New hurricane insurance covers more costs
In Florida, discussion about hurricane insurance often focuses more on what isn’t covered than what is covered.
Did water rise up through your sliding glass door and damage your wood floor and drywall? Sorry, you need flood insurance for that.
Damaged roof tiles didn’t exceed your $6,000 deductible? Whip out the credit card.
Evacuating and need gas and lodging? Hit the ATM on the way out of town.
Now, homeowners can buy coverage that fills in those gaps. A new insurance product has emerged in Florida that reimburses out-of-pocket expenses not covered by traditional insurance.
Called StormPeace, it’s offered by a company, Assured Risk Cover, that promises to wire money to policyholders’ bank accounts within 72 hours after storms with no inspections, no adjusters and no deductible.
Policyholders have 45 days to submit proof of loss — receipts, contractors’ estimates, even a handwritten affidavit, said Alok Jha, founder and CEO of the Pleasanton, Calif.-based company, which began offering policies to Floridians in 2017.
Homeowners can purchase up to the amount of their hurricane deductible, capped at $60,000. The coverage can be used for a wide range of hurricanerelated expenses, including food spoilage, generators, gasoline, damaged fencing, downed trees, flood damage from storm surge, damaged car ports, evacuation expenses and more.
After Hurricane Irma’s journey through Florida last year, nearly a third — or 297,000 — of 924,400 insurance claims were closed with no payment, according to the Florida Office of Insurance Regulation. Many of those were because the estimated cost to repair damage fell short of policyholders’ deductibles, leaving policyholders to make up the difference.
In a telephone interview, Jha said he left his career in catastrophe risk software modeling about five years ago to concentrate on doing “something meaningful rather than just making money.”
After developing and patenting the concept behind StormPeace, he found a venture capital firm to back the company financially and has purchased “tens of millions of dollars” in reinsurance from a major global reinsurance provider, he said.
Homeowners can purchase as little as $1,000 in coverage for the year at prices that depend on where their home is located but average 6 percent of their coverage limit.
Although using it to supplement traditional homeowner insurance policies is the ideal approach, the product is also available to anyone without traditional insurance, including renters and owners of manufactured homes.
The amount of the payout depends on the strength of the storm and how close it gets to a policyholder’s home. As the storm passes, the company sends its policyholders an email telling them how much money they can claim.
“As long as the hurricane triggers are met, how the loss occurred doesn’t matter,” Jha said.
Jennifer Peeples, owner of a Sarasota insurance agency, said she decided to try it out last year and paid $303 for up to $5,000 in coverage. “When the storm passed 26 miles from my home as a Category 2, I got an email saying I qualified for $750, and two days later it was in my account,” she said.
She used the money to replace spoiled food, broken fence boards and screens blown out of her screened porch as well as to clean up downed limbs in her backyard, she said.
Since then, Peeples has become one of the product’s biggest cheerleaders. All nine of her employees are now covered, she said, adding that one in four of the agency’s new and renewing customers buy it after hearing how it works.
The Florida Association of Insurance Agents endorsed it and has urged its members to offer it to their customers, association president Jeff Grady said.
“We did research on the company and thought they were real professionals, that they knew their stuff,” Grady said. “We believed they have strong backing and a thoughtful idea. We want to see if it takes hold in the marketplace.”
Another believer is former longtime Florida Insurance Commissioner Kevin McCarty, who has agreed to join the company’s board of advisers, the company announced last week.
Neither Jha nor Grady are aware of any competitors offering similar products to homeowners.
But Jha said he wouldn’t be surprised if competitors emerge, or even if traditional insurers begin offering comparable coverage to customers.
And that has already happened. In April, Ormond Beach-based Security First Insurance Co. submitted a proposal to offer supplemental Hurricane Expense Coverage for items that have been excluded from their policies.

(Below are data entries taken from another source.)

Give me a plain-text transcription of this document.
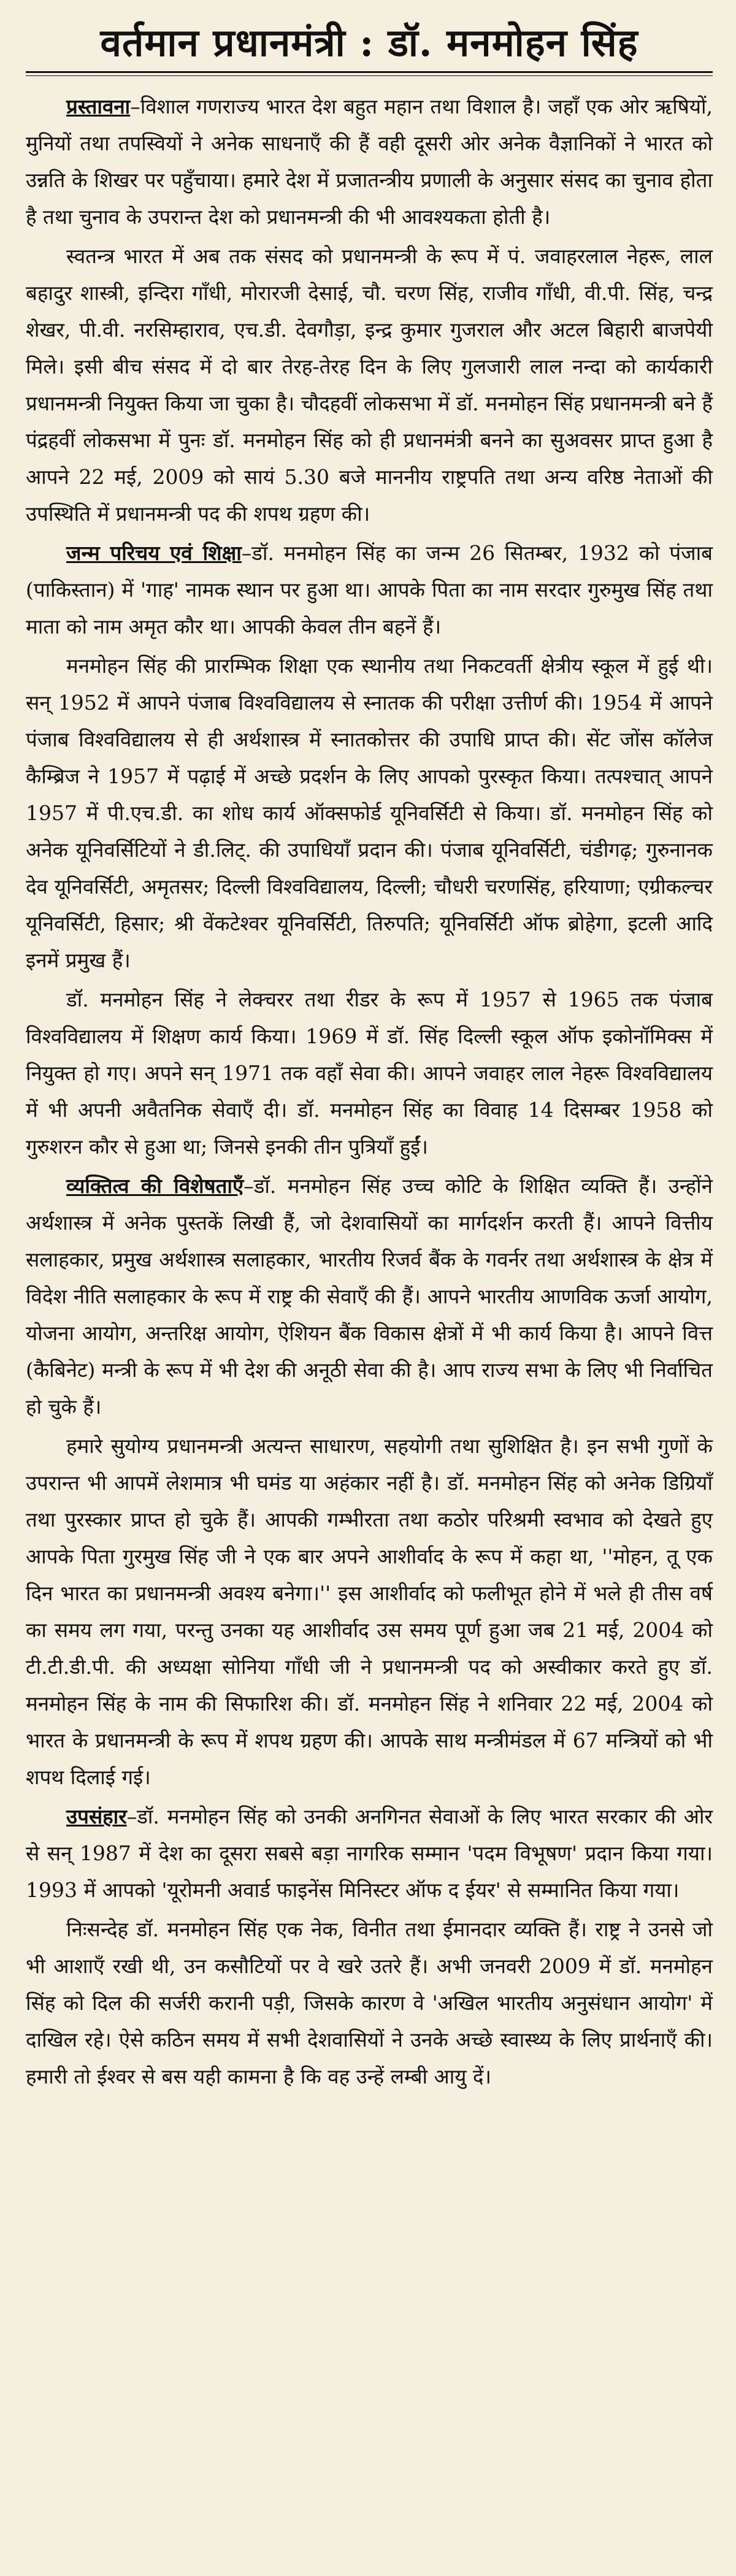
वर्तमान प्रधानमंत्री : डॉ. मनमोहन सिंह

प्रस्तावना–विशाल गणराज्य भारत देश बहुत महान तथा विशाल है। जहाँ एक ओर ऋषियों, मुनियों तथा तपस्वियों ने अनेक साधनाएँ की हैं वही दूसरी ओर अनेक वैज्ञानिकों ने भारत को उन्नति के शिखर पर पहुँचाया। हमारे देश में प्रजातन्त्रीय प्रणाली के अनुसार संसद का चुनाव होता है तथा चुनाव के उपरान्त देश को प्रधानमन्त्री की भी आवश्यकता होती है।

स्वतन्त्र भारत में अब तक संसद को प्रधानमन्त्री के रूप में पं. जवाहरलाल नेहरू, लाल बहादुर शास्त्री, इन्दिरा गाँधी, मोरारजी देसाई, चौ. चरण सिंह, राजीव गाँधी, वी.पी. सिंह, चन्द्र शेखर, पी.वी. नरसिम्हाराव, एच.डी. देवगौड़ा, इन्द्र कुमार गुजराल और अटल बिहारी बाजपेयी मिले। इसी बीच संसद में दो बार तेरह-तेरह दिन के लिए गुलजारी लाल नन्दा को कार्यकारी प्रधानमन्त्री नियुक्त किया जा चुका है। चौदहवीं लोकसभा में डॉ. मनमोहन सिंह प्रधानमन्त्री बने हैं पंद्रहवीं लोकसभा में पुनः डॉ. मनमोहन सिंह को ही प्रधानमंत्री बनने का सुअवसर प्राप्त हुआ है आपने 22 मई, 2009 को सायं 5.30 बजे माननीय राष्ट्रपति तथा अन्य वरिष्ठ नेताओं की उपस्थिति में प्रधानमन्त्री पद की शपथ ग्रहण की।

जन्म परिचय एवं शिक्षा–डॉ. मनमोहन सिंह का जन्म 26 सितम्बर, 1932 को पंजाब (पाकिस्तान) में 'गाह' नामक स्थान पर हुआ था। आपके पिता का नाम सरदार गुरुमुख सिंह तथा माता को नाम अमृत कौर था। आपकी केवल तीन बहनें हैं।

मनमोहन सिंह की प्रारम्भिक शिक्षा एक स्थानीय तथा निकटवर्ती क्षेत्रीय स्कूल में हुई थी। सन् 1952 में आपने पंजाब विश्वविद्यालय से स्नातक की परीक्षा उत्तीर्ण की। 1954 में आपने पंजाब विश्वविद्यालय से ही अर्थशास्त्र में स्नातकोत्तर की उपाधि प्राप्त की। सेंट जोंस कॉलेज कैम्ब्रिज ने 1957 में पढ़ाई में अच्छे प्रदर्शन के लिए आपको पुरस्कृत किया। तत्पश्चात् आपने 1957 में पी.एच.डी. का शोध कार्य ऑक्सफोर्ड यूनिवर्सिटी से किया। डॉ. मनमोहन सिंह को अनेक यूनिवर्सिटियों ने डी.लिट्. की उपाधियाँ प्रदान की। पंजाब यूनिवर्सिटी, चंडीगढ़; गुरुनानक देव यूनिवर्सिटी, अमृतसर; दिल्ली विश्वविद्यालय, दिल्ली; चौधरी चरणसिंह, हरियाणा; एग्रीकल्चर यूनिवर्सिटी, हिसार; श्री वेंकटेश्वर यूनिवर्सिटी, तिरुपति; यूनिवर्सिटी ऑफ ब्रोहेगा, इटली आदि इनमें प्रमुख हैं।

डॉ. मनमोहन सिंह ने लेक्चरर तथा रीडर के रूप में 1957 से 1965 तक पंजाब विश्वविद्यालय में शिक्षण कार्य किया। 1969 में डॉ. सिंह दिल्ली स्कूल ऑफ इकोनॉमिक्स में नियुक्त हो गए। अपने सन् 1971 तक वहाँ सेवा की। आपने जवाहर लाल नेहरू विश्वविद्यालय में भी अपनी अवैतनिक सेवाएँ दी। डॉ. मनमोहन सिंह का विवाह 14 दिसम्बर 1958 को गुरुशरन कौर से हुआ था; जिनसे इनकी तीन पुत्रियाँ हुईं।

व्यक्तित्व की विशेषताएँ–डॉ. मनमोहन सिंह उच्च कोटि के शिक्षित व्यक्ति हैं। उन्होंने अर्थशास्त्र में अनेक पुस्तकें लिखी हैं, जो देशवासियों का मार्गदर्शन करती हैं। आपने वित्तीय सलाहकार, प्रमुख अर्थशास्त्र सलाहकार, भारतीय रिजर्व बैंक के गवर्नर तथा अर्थशास्त्र के क्षेत्र में विदेश नीति सलाहकार के रूप में राष्ट्र की सेवाएँ की हैं। आपने भारतीय आणविक ऊर्जा आयोग, योजना आयोग, अन्तरिक्ष आयोग, ऐशियन बैंक विकास क्षेत्रों में भी कार्य किया है। आपने वित्त (कैबिनेट) मन्त्री के रूप में भी देश की अनूठी सेवा की है। आप राज्य सभा के लिए भी निर्वाचित हो चुके हैं।

हमारे सुयोग्य प्रधानमन्त्री अत्यन्त साधारण, सहयोगी तथा सुशिक्षित है। इन सभी गुणों के उपरान्त भी आपमें लेशमात्र भी घमंड या अहंकार नहीं है। डॉ. मनमोहन सिंह को अनेक डिग्रियाँ तथा पुरस्कार प्राप्त हो चुके हैं। आपकी गम्भीरता तथा कठोर परिश्रमी स्वभाव को देखते हुए आपके पिता गुरमुख सिंह जी ने एक बार अपने आशीर्वाद के रूप में कहा था, ''मोहन, तू एक दिन भारत का प्रधानमन्त्री अवश्य बनेगा।'' इस आशीर्वाद को फलीभूत होने में भले ही तीस वर्ष का समय लग गया, परन्तु उनका यह आशीर्वाद उस समय पूर्ण हुआ जब 21 मई, 2004 को टी.टी.डी.पी. की अध्यक्षा सोनिया गाँधी जी ने प्रधानमन्त्री पद को अस्वीकार करते हुए डॉ. मनमोहन सिंह के नाम की सिफारिश की। डॉ. मनमोहन सिंह ने शनिवार 22 मई, 2004 को भारत के प्रधानमन्त्री के रूप में शपथ ग्रहण की। आपके साथ मन्त्रीमंडल में 67 मन्त्रियों को भी शपथ दिलाई गई।

उपसंहार–डॉ. मनमोहन सिंह को उनकी अनगिनत सेवाओं के लिए भारत सरकार की ओर से सन् 1987 में देश का दूसरा सबसे बड़ा नागरिक सम्मान 'पदम विभूषण' प्रदान किया गया। 1993 में आपको 'यूरोमनी अवार्ड फाइनेंस मिनिस्टर ऑफ द ईयर' से सम्मानित किया गया।

निःसन्देह डॉ. मनमोहन सिंह एक नेक, विनीत तथा ईमानदार व्यक्ति हैं। राष्ट्र ने उनसे जो भी आशाएँ रखी थी, उन कसौटियों पर वे खरे उतरे हैं। अभी जनवरी 2009 में डॉ. मनमोहन सिंह को दिल की सर्जरी करानी पड़ी, जिसके कारण वे 'अखिल भारतीय अनुसंधान आयोग' में दाखिल रहे। ऐसे कठिन समय में सभी देशवासियों ने उनके अच्छे स्वास्थ्य के लिए प्रार्थनाएँ की। हमारी तो ईश्वर से बस यही कामना है कि वह उन्हें लम्बी आयु दें।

Depending on what customers choose, coverage would kick in when a loss is caused by sustained hurricane force winds of at least 74 mph or gusts of at least 96 mph.

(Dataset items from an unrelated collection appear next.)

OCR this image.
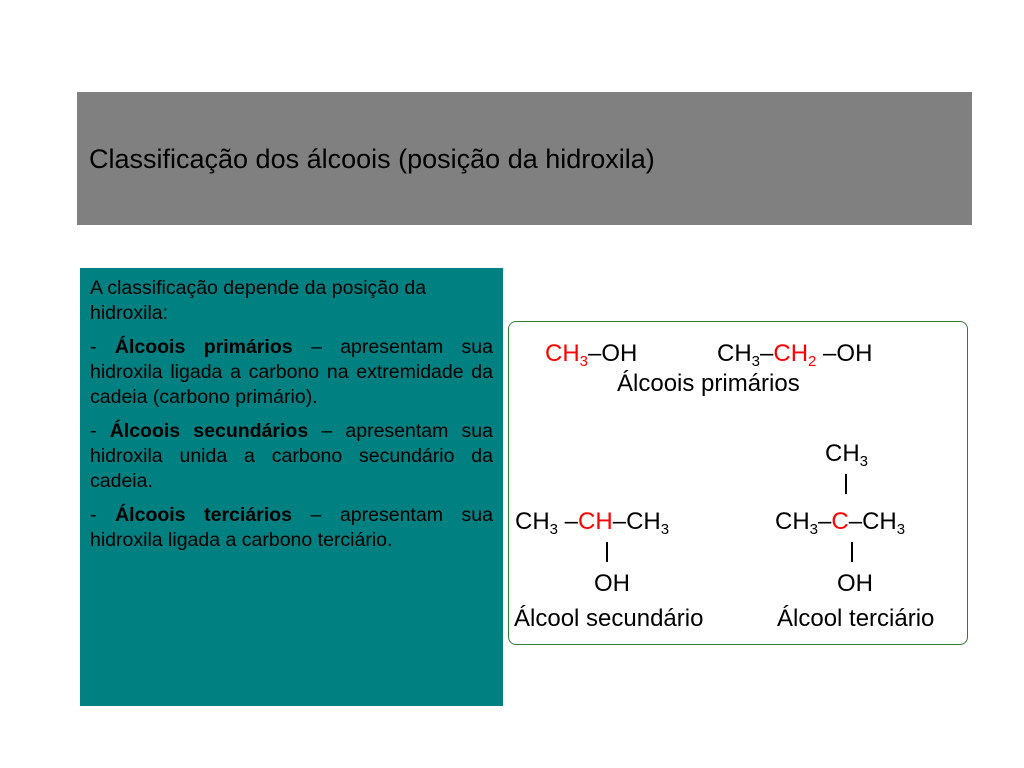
Classificação dos álcoois (posição da hidroxila)

A classificação depende da posição da hidroxila:

- Álcoois primários – apresentam sua hidroxila ligada a carbono na extremidade da cadeia (carbono primário).

- Álcoois secundários – apresentam sua hidroxila unida a carbono secundário da cadeia.

- Álcoois terciários – apresentam sua hidroxila ligada a carbono terciário.

$CH_3-OH$	$CH_3-CH_2$ –OH
Álcoois primários
$CH_3$ $-CH-CH_3$
OH
Álcool secundário
$CH_3$
$CH_3-C-CH_3$
OH
Álcool terciário
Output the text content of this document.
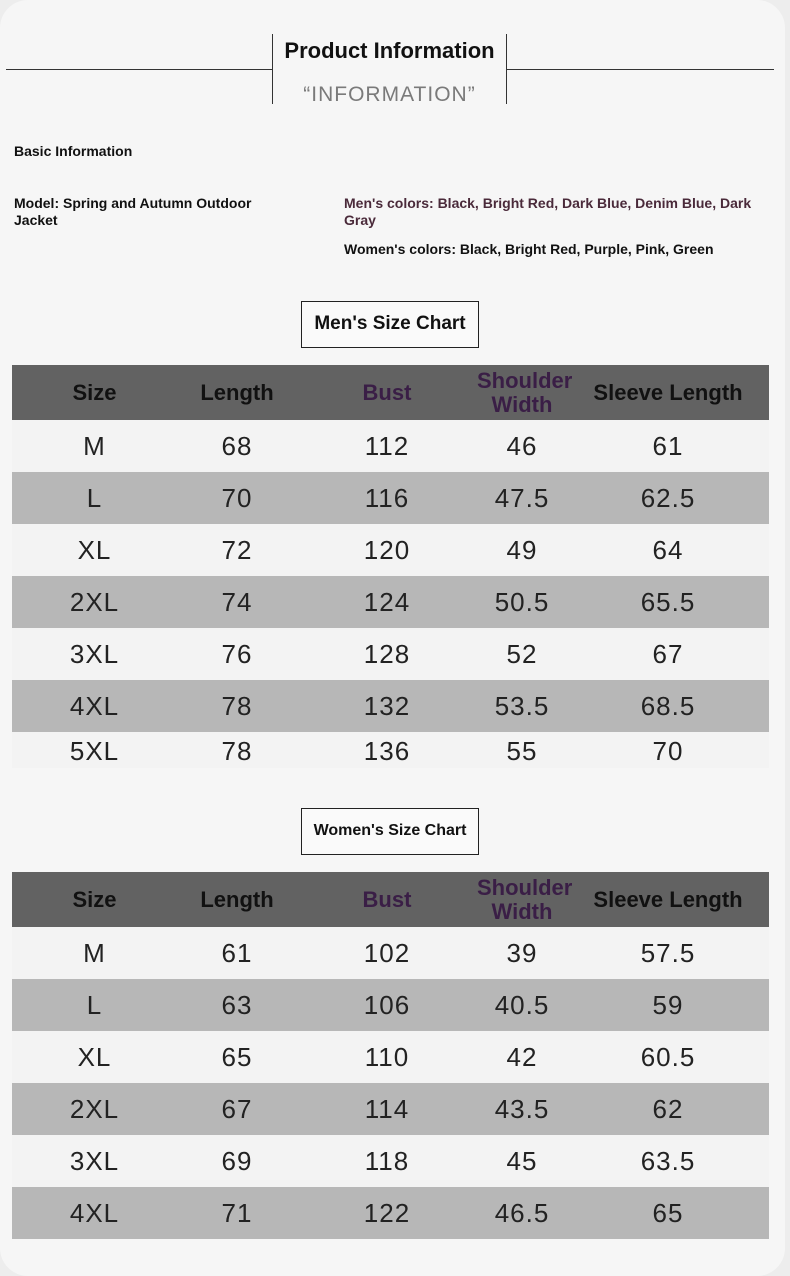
Product Information
“INFORMATION”
Basic Information
Model: Spring and Autumn Outdoor Jacket
Men's colors: Black, Bright Red, Dark Blue, Denim Blue, Dark Gray
Women's colors: Black, Bright Red, Purple, Pink, Green
Men's Size Chart
Size	Length	Bust	Shoulder Width	Sleeve Length
M	68	112	46	61
L	70	116	47.5	62.5
XL	72	120	49	64
2XL	74	124	50.5	65.5
3XL	76	128	52	67
4XL	78	132	53.5	68.5
5XL	78	136	55	70
Women's Size Chart
Size	Length	Bust	Shoulder Width	Sleeve Length
M	61	102	39	57.5
L	63	106	40.5	59
XL	65	110	42	60.5
2XL	67	114	43.5	62
3XL	69	118	45	63.5
4XL	71	122	46.5	65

Benefits would include removal of debris by the company, payment of up to $500 for evacuation expenses and food spoilage, plus payment for damage to awnings, fences, docks or other structures over water, outbuildings, screen enclosures, pool cages and carports.

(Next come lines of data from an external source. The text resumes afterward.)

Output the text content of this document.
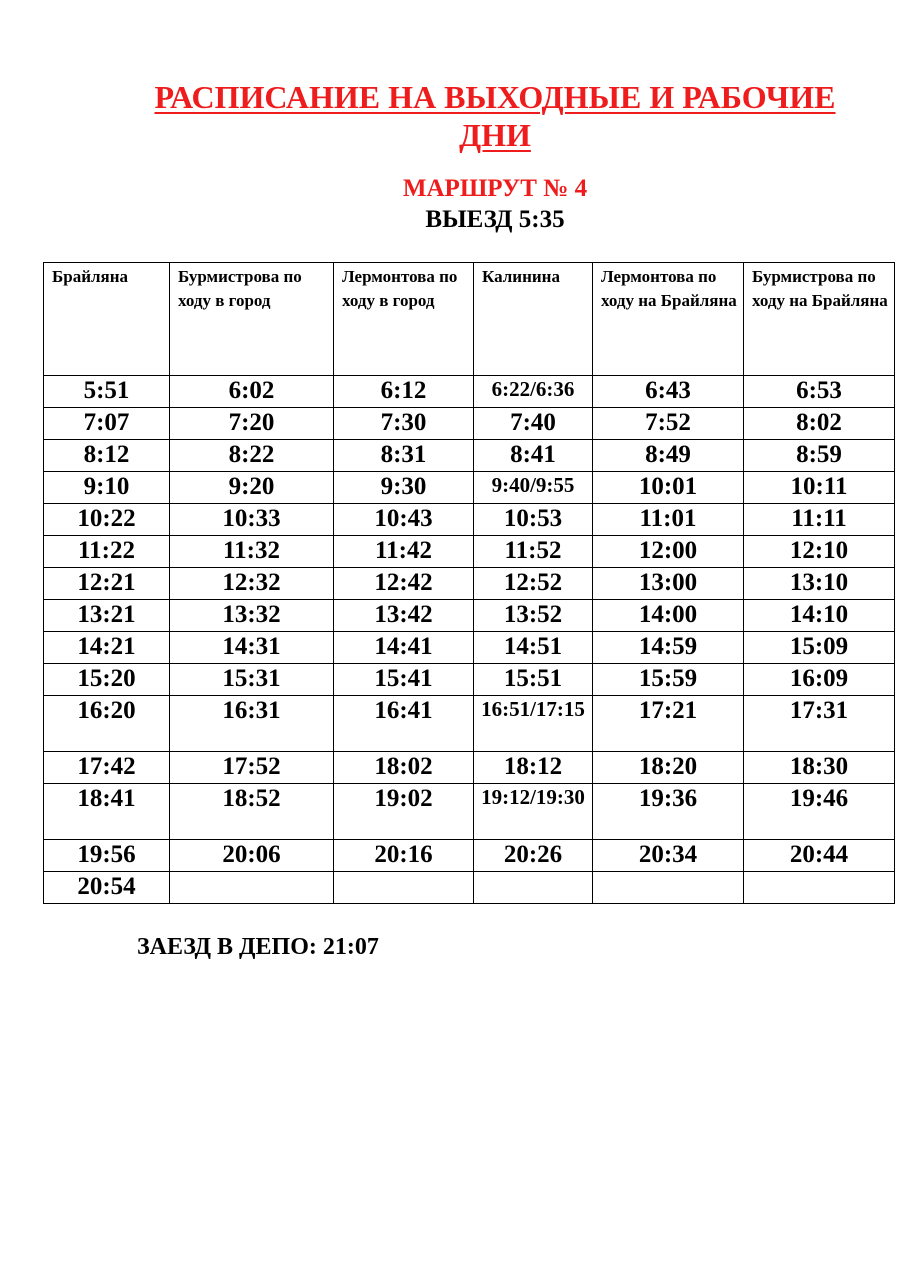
РАСПИСАНИЕ НА ВЫХОДНЫЕ И РАБОЧИЕ
ДНИ
МАРШРУТ № 4
ВЫЕЗД 5:35
Брайляна	Бурмистрова по ходу в город	Лермонтова по ходу в город	Калинина	Лермонтова по ходу на Брайляна	Бурмистрова по ходу на Брайляна
5:51	6:02	6:12	6:22/6:36	6:43	6:53
7:07	7:20	7:30	7:40	7:52	8:02
8:12	8:22	8:31	8:41	8:49	8:59
9:10	9:20	9:30	9:40/9:55	10:01	10:11
10:22	10:33	10:43	10:53	11:01	11:11
11:22	11:32	11:42	11:52	12:00	12:10
12:21	12:32	12:42	12:52	13:00	13:10
13:21	13:32	13:42	13:52	14:00	14:10
14:21	14:31	14:41	14:51	14:59	15:09
15:20	15:31	15:41	15:51	15:59	16:09
16:20	16:31	16:41	16:51/17:15	17:21	17:31
17:42	17:52	18:02	18:12	18:20	18:30
18:41	18:52	19:02	19:12/19:30	19:36	19:46
19:56	20:06	20:16	20:26	20:34	20:44
20:54					
ЗАЕЗД В ДЕПО: 21:07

Security First’s proposal is under review by the Office of Insurance Regulation, according to Karen Kees, spokeswoman for the Florida Office of Insurance Regulation.
StormPeace, meanwhile, undergoes no state review because it is sold through an unregulated surplus carrier. In October 2016, an attorney for the state office told StormPeace that it had no objection to the product but might take future administrative actions “should evidence arise” that the company is making false or misleading claims or operating in violation of the law.
Jha hopes to expand eventually to all states on the East Coast and Gulf of Mexico vulnerable to hurricanes, he said.
Sales in Florida so far this year are strong, he said, although he declined to provide specific numbers.